Judge to rule on Byron Scherf’s seized medical records

EVERETT — A judge is expected to take a week or two to decide if police acted legally when they seized medical records about the man accused of killing Monroe corrections officer Jayme Biendl.

Byron Scherf’s attorneys argued on Monday that the search warrant was too broad and investigators failed to prove that there was a nexus between the records they seized and the killing. Everett defense attorney Jon Scott argued that Scherf’s medical records should be returned and prosecutors shouldn’t be allowed to use them.

Scherf, 53, is accused of ambushing Biendl on Jan. 29 inside the prison’s chapel, where he volunteered. Biendl was strangled with an amplifier cord. Scherf allegedly told investigators that he planned to kill Biendl because of something she said to him earlier in the night. Scherf was serving a life sentence without the chance of release for sex crimes against women.

Prosecutors are seeking the death penalty.

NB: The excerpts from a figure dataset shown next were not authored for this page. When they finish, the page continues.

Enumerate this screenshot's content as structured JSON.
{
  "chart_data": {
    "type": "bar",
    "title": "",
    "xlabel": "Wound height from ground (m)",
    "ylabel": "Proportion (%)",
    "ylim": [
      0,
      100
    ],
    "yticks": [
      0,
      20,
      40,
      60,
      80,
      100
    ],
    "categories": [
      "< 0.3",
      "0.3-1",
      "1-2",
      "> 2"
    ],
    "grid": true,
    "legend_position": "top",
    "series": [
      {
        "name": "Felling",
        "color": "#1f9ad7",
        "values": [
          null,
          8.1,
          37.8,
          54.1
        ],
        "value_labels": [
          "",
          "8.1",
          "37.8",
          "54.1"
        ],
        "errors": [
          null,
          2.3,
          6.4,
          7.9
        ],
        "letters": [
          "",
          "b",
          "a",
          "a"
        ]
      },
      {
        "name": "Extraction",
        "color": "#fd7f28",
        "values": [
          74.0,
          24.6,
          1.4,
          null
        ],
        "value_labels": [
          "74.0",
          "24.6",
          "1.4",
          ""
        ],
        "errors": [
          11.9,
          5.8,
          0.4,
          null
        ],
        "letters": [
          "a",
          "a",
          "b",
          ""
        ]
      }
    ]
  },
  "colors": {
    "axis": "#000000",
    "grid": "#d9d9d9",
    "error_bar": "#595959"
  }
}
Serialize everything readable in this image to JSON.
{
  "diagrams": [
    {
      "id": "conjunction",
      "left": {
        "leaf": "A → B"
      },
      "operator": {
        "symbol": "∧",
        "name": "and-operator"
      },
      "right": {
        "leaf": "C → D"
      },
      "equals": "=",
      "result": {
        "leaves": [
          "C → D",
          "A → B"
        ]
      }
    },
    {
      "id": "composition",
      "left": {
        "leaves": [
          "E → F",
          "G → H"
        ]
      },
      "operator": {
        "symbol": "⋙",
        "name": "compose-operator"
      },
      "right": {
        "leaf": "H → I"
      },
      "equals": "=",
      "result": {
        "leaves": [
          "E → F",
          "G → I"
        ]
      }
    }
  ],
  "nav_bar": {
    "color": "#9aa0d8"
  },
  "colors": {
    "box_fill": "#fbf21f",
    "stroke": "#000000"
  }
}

Snohomish County deputy prosecutor Ed Stemler on Monday argued that the detective clearly identified why he was seeking Scherf’s records when he applied for the search warrant. Scherf’s medical records, including psychological records, could help investigators determine if Scherf had some condition that could have affected his ability to form intent or plan the killing, Stemler said. Additionally, investigators had learned that Scherf had missed taking his medication the day of Biendl’s death. Detectives needed to learn more about his medical condition and what possible effect skipping his medication could have on his behavior, Stemler said.

Snohomish County Superior Court Judge Thomas Wynne told the lawyers he would issue a written decision in the coming weeks.

Meanwhile, the state Supreme Court recently denied Scherf’s request to review two of Wynne’s rulings. First Scherf argued that the judge erred when he concluded that a letter Scherf sent to prosecutors was subject to public disclosure. Scherf had argued that prosecutors shouldn’t have opened the letter.

“On that point Mr. Scherf provides no authority from Washington or elsewhere suggesting that receiving and opening a letter constitutes communication by the recipeint,” state Supreme Court Commissioner Steven Goff wrote.

Then early last week, the high court also declined to review Wynne’s refusal to take the death penalty off the table. Defense attorneys argued that the notice was defective because prosecutors filed an intent to seek the death penalty before Scherf was arraigned.

Wynne ruled that the law does not preclude prosecutors from filing the death penalty notice before the arraignment.

“No greater protection would be afforded defendants by construing the statute to require filing only after arraingment,” Goff wrote in a separate ruling.

Scherf’s trial now is scheduled for September 2012.